Filed pursuant to Rule 497(a)

Registration No. 333-232387

Rule 482ad

 

 

We have always put shareholders first and believe that this offering positions GBDC to stand on a strong foundation. Golub Capital is committed to the ongoing success of GBDC and is focused on capital preservation and long-term shareholder value creation. We thank you for your support, and wish you and your families good health.

 

Sincerely,

 

 

 

David B. Golub

Chief Executive Officer

President, Golub Capital

 

 

 

 

 

 

This communication does not constitute an offer to sell or the solicitation of an offer to buy any securities. No offer of securities shall be made except by means of a prospectus meeting the requirements of Section 10 of the Securities Act. Investors are advised to carefully consider the investment objectives, risks and charges and expenses of Golub Capital BDC, Inc. before investing. The prospectus contains this and other information about Golub Capital BDC, Inc. The prospectus should be read carefully before investing.
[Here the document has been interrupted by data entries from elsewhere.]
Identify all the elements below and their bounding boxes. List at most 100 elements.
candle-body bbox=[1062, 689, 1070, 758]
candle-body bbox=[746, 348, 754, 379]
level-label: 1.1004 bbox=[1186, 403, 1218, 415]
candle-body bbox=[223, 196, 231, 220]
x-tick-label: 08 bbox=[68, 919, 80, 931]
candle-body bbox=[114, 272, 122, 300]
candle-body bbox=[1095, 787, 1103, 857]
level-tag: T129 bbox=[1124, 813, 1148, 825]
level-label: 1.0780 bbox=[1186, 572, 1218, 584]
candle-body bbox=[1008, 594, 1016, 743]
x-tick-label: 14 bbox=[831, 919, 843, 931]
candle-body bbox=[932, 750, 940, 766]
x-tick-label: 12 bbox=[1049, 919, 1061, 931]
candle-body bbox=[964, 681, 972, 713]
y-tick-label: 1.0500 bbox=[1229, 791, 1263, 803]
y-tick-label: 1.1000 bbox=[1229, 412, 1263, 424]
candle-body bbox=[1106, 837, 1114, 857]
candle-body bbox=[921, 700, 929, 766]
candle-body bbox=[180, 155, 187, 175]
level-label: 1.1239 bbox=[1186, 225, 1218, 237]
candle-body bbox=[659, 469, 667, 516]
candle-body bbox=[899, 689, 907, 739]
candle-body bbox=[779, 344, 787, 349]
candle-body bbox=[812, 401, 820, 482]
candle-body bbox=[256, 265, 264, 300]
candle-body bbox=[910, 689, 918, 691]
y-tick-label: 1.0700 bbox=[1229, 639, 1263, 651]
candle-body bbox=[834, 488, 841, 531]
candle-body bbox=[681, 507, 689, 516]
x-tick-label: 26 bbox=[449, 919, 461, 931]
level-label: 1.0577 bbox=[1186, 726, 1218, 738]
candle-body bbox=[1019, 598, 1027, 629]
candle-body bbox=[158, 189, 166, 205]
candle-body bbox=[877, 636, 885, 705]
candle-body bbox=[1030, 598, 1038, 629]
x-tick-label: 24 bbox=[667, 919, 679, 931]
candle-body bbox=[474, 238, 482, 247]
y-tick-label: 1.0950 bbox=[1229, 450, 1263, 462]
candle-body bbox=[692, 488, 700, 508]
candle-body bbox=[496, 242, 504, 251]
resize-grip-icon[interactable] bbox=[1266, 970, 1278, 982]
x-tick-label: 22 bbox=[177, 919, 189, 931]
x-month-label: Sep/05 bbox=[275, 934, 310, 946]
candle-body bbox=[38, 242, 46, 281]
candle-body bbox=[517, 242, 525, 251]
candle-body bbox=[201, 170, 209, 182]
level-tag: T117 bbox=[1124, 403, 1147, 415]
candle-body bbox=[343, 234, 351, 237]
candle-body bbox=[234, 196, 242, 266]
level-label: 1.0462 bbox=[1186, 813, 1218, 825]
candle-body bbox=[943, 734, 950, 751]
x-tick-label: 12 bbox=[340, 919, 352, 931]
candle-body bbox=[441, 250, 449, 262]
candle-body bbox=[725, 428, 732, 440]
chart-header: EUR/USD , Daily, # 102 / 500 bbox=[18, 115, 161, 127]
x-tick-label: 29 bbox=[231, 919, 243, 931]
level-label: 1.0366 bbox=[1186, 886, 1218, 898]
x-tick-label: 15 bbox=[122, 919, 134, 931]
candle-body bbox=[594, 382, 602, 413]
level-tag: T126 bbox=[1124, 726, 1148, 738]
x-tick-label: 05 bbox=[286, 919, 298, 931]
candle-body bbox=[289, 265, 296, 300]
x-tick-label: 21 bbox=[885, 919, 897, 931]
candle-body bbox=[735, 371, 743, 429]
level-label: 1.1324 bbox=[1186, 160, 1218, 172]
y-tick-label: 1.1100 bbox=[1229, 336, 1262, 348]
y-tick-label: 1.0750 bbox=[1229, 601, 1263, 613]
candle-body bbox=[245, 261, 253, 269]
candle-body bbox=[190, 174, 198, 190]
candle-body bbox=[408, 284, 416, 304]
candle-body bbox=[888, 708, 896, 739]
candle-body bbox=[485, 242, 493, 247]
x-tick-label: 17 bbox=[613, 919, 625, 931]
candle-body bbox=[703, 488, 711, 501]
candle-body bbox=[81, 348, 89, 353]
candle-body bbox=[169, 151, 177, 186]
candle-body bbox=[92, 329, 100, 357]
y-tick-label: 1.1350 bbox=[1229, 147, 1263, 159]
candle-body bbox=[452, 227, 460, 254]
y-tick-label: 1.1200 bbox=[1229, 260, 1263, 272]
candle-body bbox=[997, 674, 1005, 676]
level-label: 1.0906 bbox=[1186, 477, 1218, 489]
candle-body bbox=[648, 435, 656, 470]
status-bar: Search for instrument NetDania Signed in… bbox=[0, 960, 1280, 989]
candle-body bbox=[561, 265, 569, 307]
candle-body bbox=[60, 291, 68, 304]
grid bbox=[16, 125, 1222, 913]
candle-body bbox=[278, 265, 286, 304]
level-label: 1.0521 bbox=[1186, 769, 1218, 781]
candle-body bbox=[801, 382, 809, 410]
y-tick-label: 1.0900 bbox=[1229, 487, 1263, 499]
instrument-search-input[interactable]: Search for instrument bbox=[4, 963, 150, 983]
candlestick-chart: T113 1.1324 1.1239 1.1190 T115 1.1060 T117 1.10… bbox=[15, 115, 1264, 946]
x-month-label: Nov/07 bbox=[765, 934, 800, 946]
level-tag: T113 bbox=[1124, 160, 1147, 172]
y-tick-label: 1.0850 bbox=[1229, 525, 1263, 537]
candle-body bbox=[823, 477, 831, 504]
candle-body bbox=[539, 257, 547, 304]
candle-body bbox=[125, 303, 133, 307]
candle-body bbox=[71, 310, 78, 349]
A copy of the final prospectus to the rights offering may be obtained from Broadridge Corporate Issuer Solutions, Inc., the Information Agent, by calling (toll-free) at (888) 789-8409, by e-mail at shareholder@broadridge.com or by mail at Broadridge Corporate Issuer Solutions, Inc., Attention: BCIS Re-Organization Dept., P.O. Box 1317 Brentwood, New York 11717-0693.

 

This letter does not constitute an offer to sell or the solicitation of an offer to buy nor will there be any sale of the securities referred to in this letter in any state or jurisdiction in which such offer, solicitation or sale would be unlawful prior to the registration or qualification under the securities laws of such state or jurisdiction.

 

 

© 2020 golub capital llc

3

 

Filed pursuant to Rule 497(a)

Registration No. 333-232387

Rule 482ad

 

 

Forward-Looking Statements

 

This letter may contain “forward-looking statements” within the meaning of the Private Securities Litigation Reform Act of 1995. Statements other than statements of historical facts included in this letter may constitute forward-looking statements and are not guarantees of future performance or results and involve a number of risks and uncertainties. Actual results may differ materially from those in the forward-looking statements as a result of a number of factors, including those described from time to time in filings with the Securities and Exchange Commission. The Company undertakes no duty to update any forward-looking statement made herein. All forward-looking statements speak only as of the date of this letter.